25 A number of ABS products provide a range of related data to that presented in this publication. These include:
26 The ABS product, Summary of Industry Performance, (Cat.no.8140.0.55.002) provides a summary of each industry's structure, income statement, balance sheet, economic values, business averages and performance ratios to the ANZSIC subdivision (two digit) level. For most ANZSIC subdivisions, separate tables are also available by size of business.

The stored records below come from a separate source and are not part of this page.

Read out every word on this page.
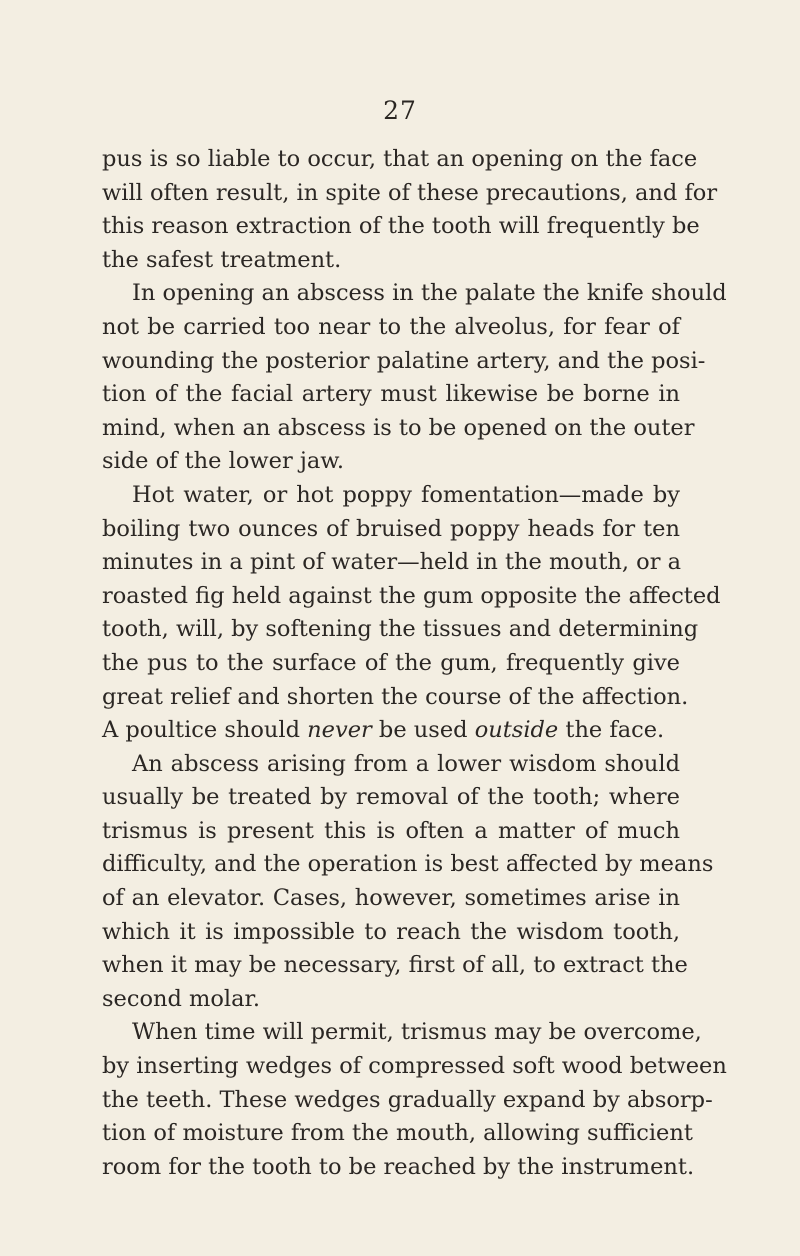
27

pus is so liable to occur, that an opening on the face
will often result, in spite of these precautions, and for
this reason extraction of the tooth will frequently be
the safest treatment.

In opening an abscess in the palate the knife should
not be carried too near to the alveolus, for fear of
wounding the posterior palatine artery, and the posi-
tion of the facial artery must likewise be borne in
mind, when an abscess is to be opened on the outer
side of the lower jaw.

Hot water, or hot poppy fomentation—made by
boiling two ounces of bruised poppy heads for ten
minutes in a pint of water—held in the mouth, or a
roasted fig held against the gum opposite the affected
tooth, will, by softening the tissues and determining
the pus to the surface of the gum, frequently give
great relief and shorten the course of the affection.
A poultice should never be used outside the face.

An abscess arising from a lower wisdom should
usually be treated by removal of the tooth; where
trismus is present this is often a matter of much
difficulty, and the operation is best affected by means
of an elevator. Cases, however, sometimes arise in
which it is impossible to reach the wisdom tooth,
when it may be necessary, first of all, to extract the
second molar.

When time will permit, trismus may be overcome,
by inserting wedges of compressed soft wood between
the teeth. These wedges gradually expand by absorp-
tion of moisture from the mouth, allowing sufficient
room for the tooth to be reached by the instrument.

27 Another source of industry performance data is the ABS product Industry Concentration Statistics, (Cat.no.8140.0.55.001). This product shows the proportions of sales, persons employed and industry value added that are concentrated among the 20 largest enterprise groups operating in each industry. The 'largest 20' are further subdivided by groups of four, grouping the first four enterprise groups, the second four and so on.
28 Both Summary of Industry Performance and Industry Concentration Statistics can either be purchased separately as a product, or accessed through the ABS web based information service, AusStats. AusStats is a subscription service, providing access to a comprehensive range of ABS material. It is available on-line, via the World Wide Web, and is a part of the ABS web site where both free and charged data are integrated.
ABS DATA AVAILABLE ON REQUEST
29 Additionally, a considerable amount of data from the EAS collection is available on request. In general, data requests entail a finer industry dissection and can be presented by size classifications tailored to a client's specific need. For example, size classifications based on specified ranges in the value of sales, profits or assets can be generated. Additionally, many other performance measures or ratios apart from those included in the publication can be generated. Some examples are liquidity, debt coverage, stocks turnover and assets turnover ratios. A charge is made for providing non standard data requests and information is only made available if it passes confidentiality testing.